Were there humans down there right now getting abused for their blood? Veilmoor was far from the utopia I thought it was.
“There’s something else you should know, Your Grace.” Jessica curtsied.
“What?”
“Well, the other humans and I, we noticed something disturbing.” She lowered her voice, then glanced around before continuing. “Lady Lilith has been spending a suspicious amount of time with Master Vladis. They never used to see eye to eye, so the timing is… I have to say, ominous.”
After Jessica retired, I readied for bed, twisting my hair into a protective sleeping bonnet, my mind working.
Once crowned, I’d nip things in the bud before they grew fangs to bite me.
Lilith and Vladis in cahoots spelled a brewing plot.

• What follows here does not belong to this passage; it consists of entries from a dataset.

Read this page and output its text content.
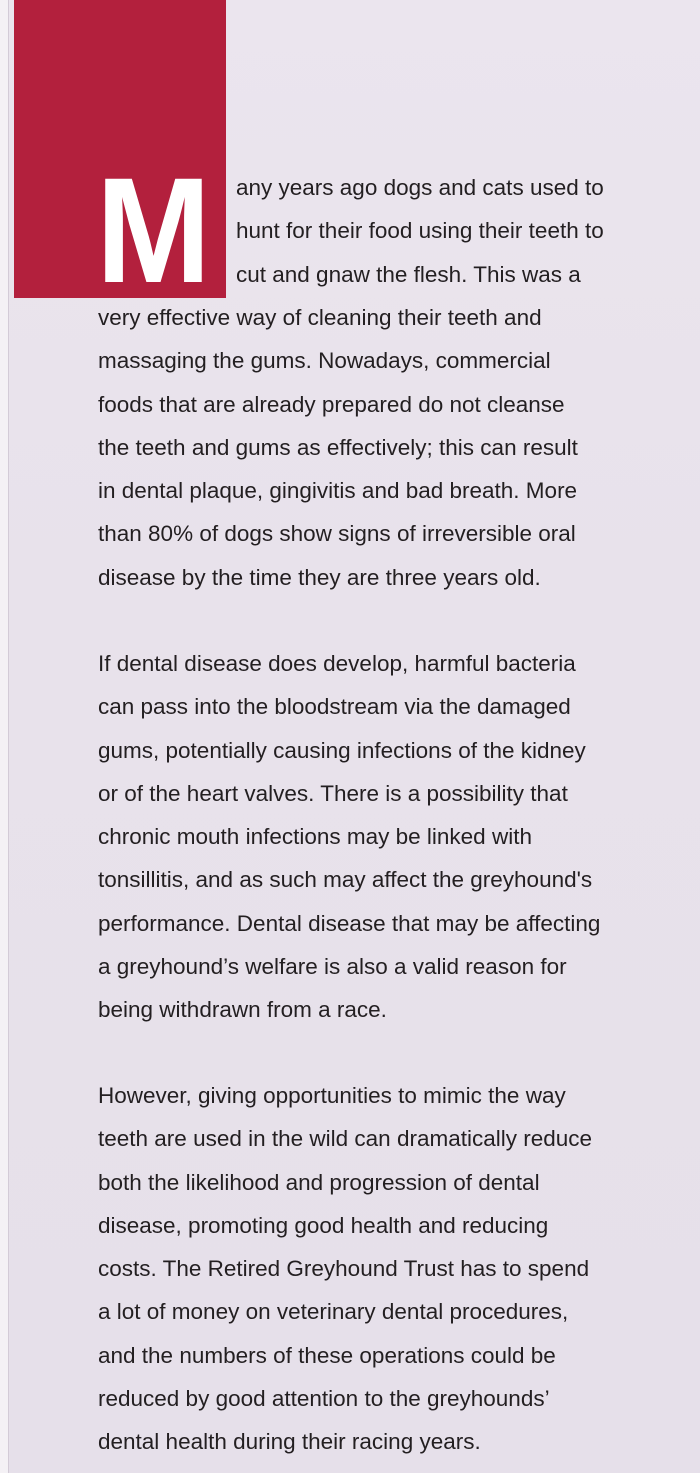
M any years ago dogs and cats used to
hunt for their food using their teeth to
cut and gnaw the flesh. This was a
very effective way of cleaning their teeth and
massaging the gums. Nowadays, commercial
foods that are already prepared do not cleanse
the teeth and gums as effectively; this can result
in dental plaque, gingivitis and bad breath. More
than 80% of dogs show signs of irreversible oral
disease by the time they are three years old.
If dental disease does develop, harmful bacteria
can pass into the bloodstream via the damaged
gums, potentially causing infections of the kidney
or of the heart valves. There is a possibility that
chronic mouth infections may be linked with
tonsillitis, and as such may affect the greyhound's
performance. Dental disease that may be affecting
a greyhound’s welfare is also a valid reason for
being withdrawn from a race.
However, giving opportunities to mimic the way
teeth are used in the wild can dramatically reduce
both the likelihood and progression of dental
disease, promoting good health and reducing
costs. The Retired Greyhound Trust has to spend
a lot of money on veterinary dental procedures,
and the numbers of these operations could be
reduced by good attention to the greyhounds’
dental health during their racing years.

I’d be free to see Bastian regarding the amulet and investigate solutions to the curse and Lyssa’s blood.
Nikolai would wish he’d secured me to an iron post.
Once crowned, I would do things my way.
I settled into bed, snug against the soft pillows in the large bed.
But something was missing, the soothing presence of my infuriating vampire mate.
I could summon him—oh wait, he’d disregarded my feelings so much our bloodgem had disintegrated.
My teeth gritted. I forced sleep to take me.
Just when my mind finally quieted and I began to float on pillowed clouds—
A force like a sharp dagger pierced my heart.
I shot up in bed, clutching my chest. My breaths came in frenzied pants.
What was that?
Then an inexplicable pull began to tug on my scalp, a desire so palpable my skull trembled with want.
A crown. A crown was missing from my head.
My eyes widened…
The crimson stone had made a demand.
Lyssa was dead. She was supposed to be the recipient of the pangs.